An increasingly missing piece of the puzzle may be the workers themselves. According to the latest report, fully 22 percent of 25 to 64 year-olds are not in the U.S. labor force. This means that they are neither in a job, nor looking for one. That 77.8 percent labor force participation rate among the prime working-age population is the lowest rate recorded in 23 years.
Until now, analysts (me included) have explained the stubbornly high unemployment rate in part by pointing to “missing workers” who steadily enter or re-enter the labor force as the job market strengthens, which may temporarily add to the ranks of the unemployed. Yet an increasing number are staying out—either because they don’t think a job is available, or school or family responsibilities keep them from looking for work. Over the past three years, the U.S. working-age population has increased by about 2.6 million, but the size of the labor force has not budged.
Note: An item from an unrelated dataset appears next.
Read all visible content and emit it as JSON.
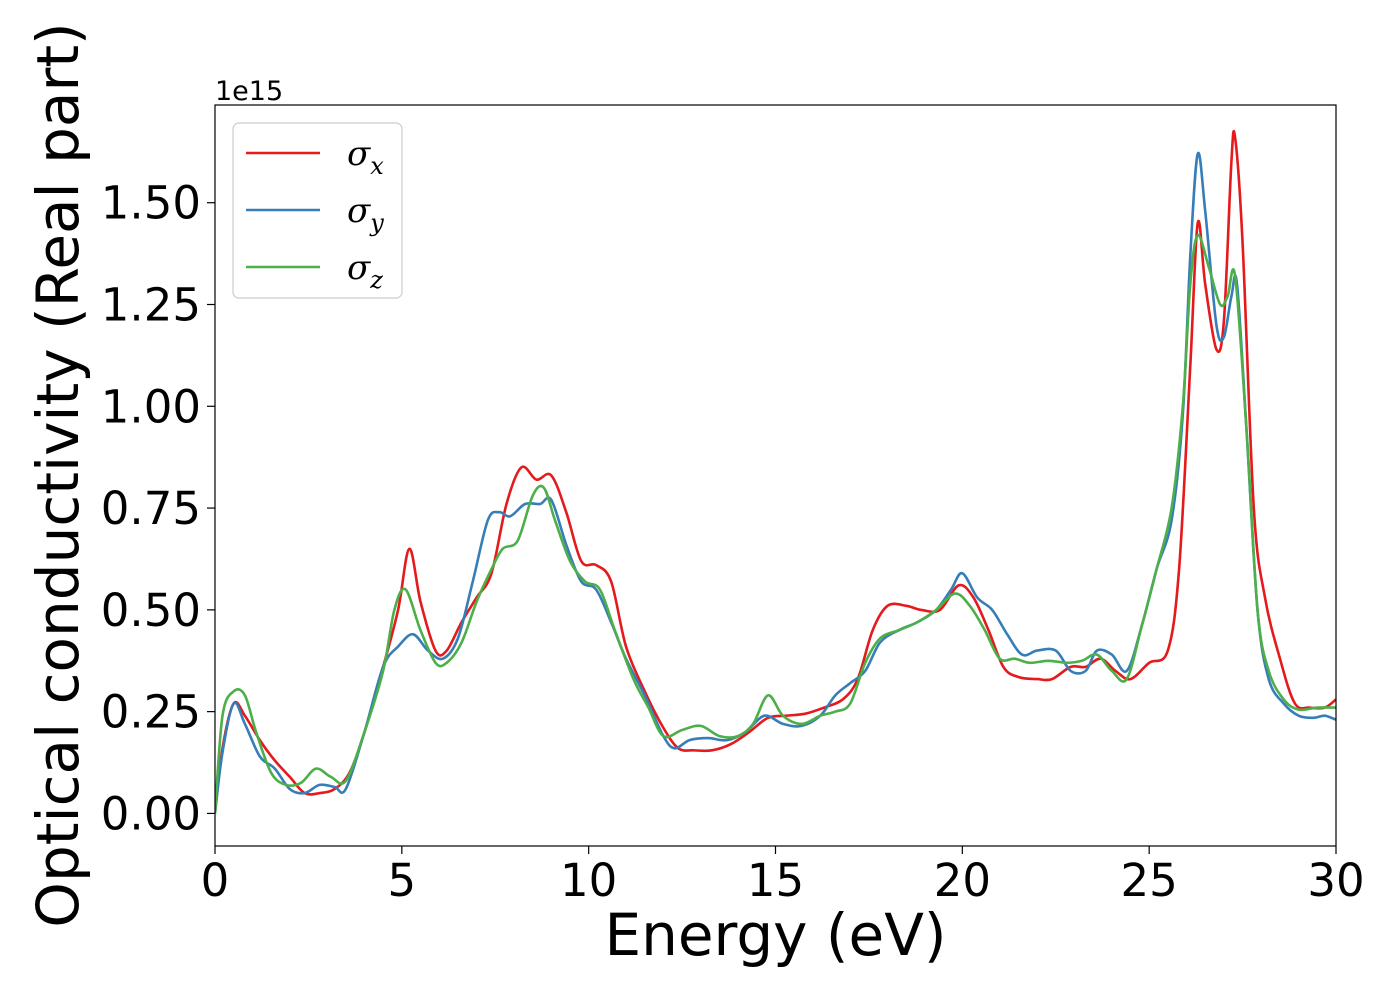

This may help to explain how the unemployment rate—the share of the population looking for work, but not finding it—could drop, even as job growth remains weak.
After a look at last week’s local area data from BLS, about half of the country’s largest metropolitan areas now (as of December 2010) have fewer labor force participants than they did at the start of the recession three years ago. The metropolitan areas of Houston, Dallas, Miami, Austin, and San Antonio have each seen their labor forces increase by at least 50,000 people, while Detroit, Atlanta, Chicago, and Los Angeles saw their labor forces shrinkby at least that much. This reminds us that the state of the jobs recovery is not only precarious nationally, but is shaped by distinct regional economic dynamics, and the opportunities (or lack thereof) on the ground in metropolitan America. We’ll look at those more closely next month in the latest edition of our Landscape of Recession series.